I recently selected an article by Tomlinson et al. published in Proceedings of the National Academy of Sciences, which investigated the molecular pathway by which the cells in bone detect and respond to mechanical strain. It is well established that mechanical strain is a key physiological regulator of bone formation and that lack of exercise in elderly subjects is a known risk factor for fractures. For these reasons, we and others have been interested in identifying the signalling pathways by which mechanical strain promotes anabolic response in the skeleton with the understanding that this information will be useful for the development of exercise mimetics – compounds that promote exercise like benefits – to promote bone formation in the elderly.

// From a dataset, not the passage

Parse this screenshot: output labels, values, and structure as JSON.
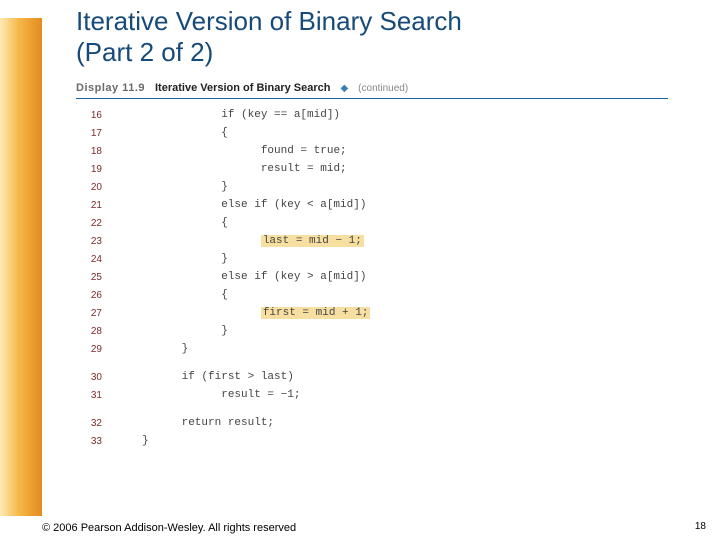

As I noted in my recommendation, the findings of this study that NGF-TrkA signaling contributes to skeletal adaptation to mechanical loads suggest that strategies targeting sensory nerves may be useful in preventing age-related bone loss.

What career advice would you like to pass on to early career researchers?

I would advise early career researchers to pursue discrepancies and not to be afraid to go against the widely-accepted paradigm, if in fact his or her own experimental data is not in support of such a model.  In my own work, our discovery of two novel IGF binding proteins was based on our pursuit to explain the discrepancy that while osteoblasts produced IGFs that are mitogenic, culture medium collected from osteoblasts were inhibitory to IGF actions. The most transformative discoveries are often accidental and unanticipated. Important discoveries occur when researchers follow their curiosity rather than simply pursuing a prescribed research program.